Cbonds - Eurobonds of Eurasian Development Bank 12 times oversubscribed – Eurasian Development Bank

Cbonds - Eurobonds of Eurasian Development Bank 12 times oversubscribed

Eurasian Development Bank (EDB) (rated BBB/BBB/A3 by Fitch/S&P/Moody’s) set yield to maturity on its 10-year Eurobond at 4.767% p.a. (10-year mid-swaps +295 bp and 10 year UST +303.7 bp). The Eurobonds are to be issued on September 20 in amount of USD 500 mln with maturity of 10 years. Arrangers of the 144a/Reg S issue are BNP Paribas, Citigroup, HSBC and VTB Capital. The book exceeded USD 6 billion. 

Thus, demand was over 12 times the amount on offer. It is the second international eurobond issue by EDB. It is the best issue in terms of offering conditions among 10-year Eurobonds issued by financial institutions of the CIS. During the three-day roadshow, EDB management met with key institutional investors in London, Boston and New York. The final book looks as follows: US investors 34%, UK 20%, continental Europe 28%; commercial banks 12%, and insurance companies and pension funds 7%. «We are extremely happy with the successful offering of our new Eurobond issue, comments Dmitriy Krasilnikov, Board Member of EDB, Managing Director of Corporate Finance. 

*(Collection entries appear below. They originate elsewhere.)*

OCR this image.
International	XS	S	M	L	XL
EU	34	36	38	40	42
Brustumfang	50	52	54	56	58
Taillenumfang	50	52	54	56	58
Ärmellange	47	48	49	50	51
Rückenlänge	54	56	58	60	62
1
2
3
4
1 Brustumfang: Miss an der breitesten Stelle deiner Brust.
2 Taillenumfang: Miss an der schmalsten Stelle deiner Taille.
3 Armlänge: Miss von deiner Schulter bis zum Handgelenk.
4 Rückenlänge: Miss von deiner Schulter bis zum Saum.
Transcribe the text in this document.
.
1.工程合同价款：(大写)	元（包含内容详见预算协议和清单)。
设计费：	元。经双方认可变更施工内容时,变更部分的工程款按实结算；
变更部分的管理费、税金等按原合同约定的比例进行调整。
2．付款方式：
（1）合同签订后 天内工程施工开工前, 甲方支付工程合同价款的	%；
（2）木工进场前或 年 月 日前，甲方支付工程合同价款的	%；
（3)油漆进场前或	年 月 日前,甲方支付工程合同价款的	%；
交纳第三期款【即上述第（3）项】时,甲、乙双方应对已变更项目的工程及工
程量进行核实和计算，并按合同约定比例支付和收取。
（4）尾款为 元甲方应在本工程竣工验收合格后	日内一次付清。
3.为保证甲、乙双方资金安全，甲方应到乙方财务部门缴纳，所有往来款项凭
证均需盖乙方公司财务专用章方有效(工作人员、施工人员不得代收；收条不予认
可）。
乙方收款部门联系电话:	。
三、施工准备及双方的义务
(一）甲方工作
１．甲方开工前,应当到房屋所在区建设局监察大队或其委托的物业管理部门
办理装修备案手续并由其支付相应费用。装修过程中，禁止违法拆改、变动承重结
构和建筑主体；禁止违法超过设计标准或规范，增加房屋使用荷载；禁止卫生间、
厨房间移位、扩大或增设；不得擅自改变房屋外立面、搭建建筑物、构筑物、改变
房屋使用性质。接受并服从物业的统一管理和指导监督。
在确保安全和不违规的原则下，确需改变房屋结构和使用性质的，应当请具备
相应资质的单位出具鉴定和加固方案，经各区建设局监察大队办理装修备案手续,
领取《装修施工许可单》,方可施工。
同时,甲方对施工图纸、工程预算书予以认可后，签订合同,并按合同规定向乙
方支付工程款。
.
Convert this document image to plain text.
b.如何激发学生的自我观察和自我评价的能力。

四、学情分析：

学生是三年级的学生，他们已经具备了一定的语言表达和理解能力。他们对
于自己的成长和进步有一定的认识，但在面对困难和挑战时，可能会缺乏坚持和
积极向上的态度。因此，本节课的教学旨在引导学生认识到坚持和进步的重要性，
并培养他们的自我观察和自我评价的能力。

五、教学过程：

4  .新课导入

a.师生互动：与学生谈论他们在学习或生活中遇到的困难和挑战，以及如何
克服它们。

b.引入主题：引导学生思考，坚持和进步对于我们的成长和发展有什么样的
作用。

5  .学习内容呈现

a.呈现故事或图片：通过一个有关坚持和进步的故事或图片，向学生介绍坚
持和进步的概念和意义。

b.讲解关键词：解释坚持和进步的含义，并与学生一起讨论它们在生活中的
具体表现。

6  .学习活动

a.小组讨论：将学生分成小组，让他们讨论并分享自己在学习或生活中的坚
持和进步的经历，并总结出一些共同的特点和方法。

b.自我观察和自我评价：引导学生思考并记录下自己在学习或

From the very start of this deal, EDB planned to significantly „extend“ their debt, while securing a competitive rate to be able to continue supporting major regional infrastructure projects that would contribute to further economic integration in EurAsEC countries. Since investor response to the roadshow was very constructive, lead banks were suggested to announce the price guidance a day earlier than had been planned. This allowed pricing before major economic announcements in Europe and the U.S. Great demand from investors has allowed us to lower the initial price guidance by 35 basis points. Such a successful result and a high interest of international investors in the Bank’s securities have once again confirmed that the Bank is a leading financial institution in the CIS.»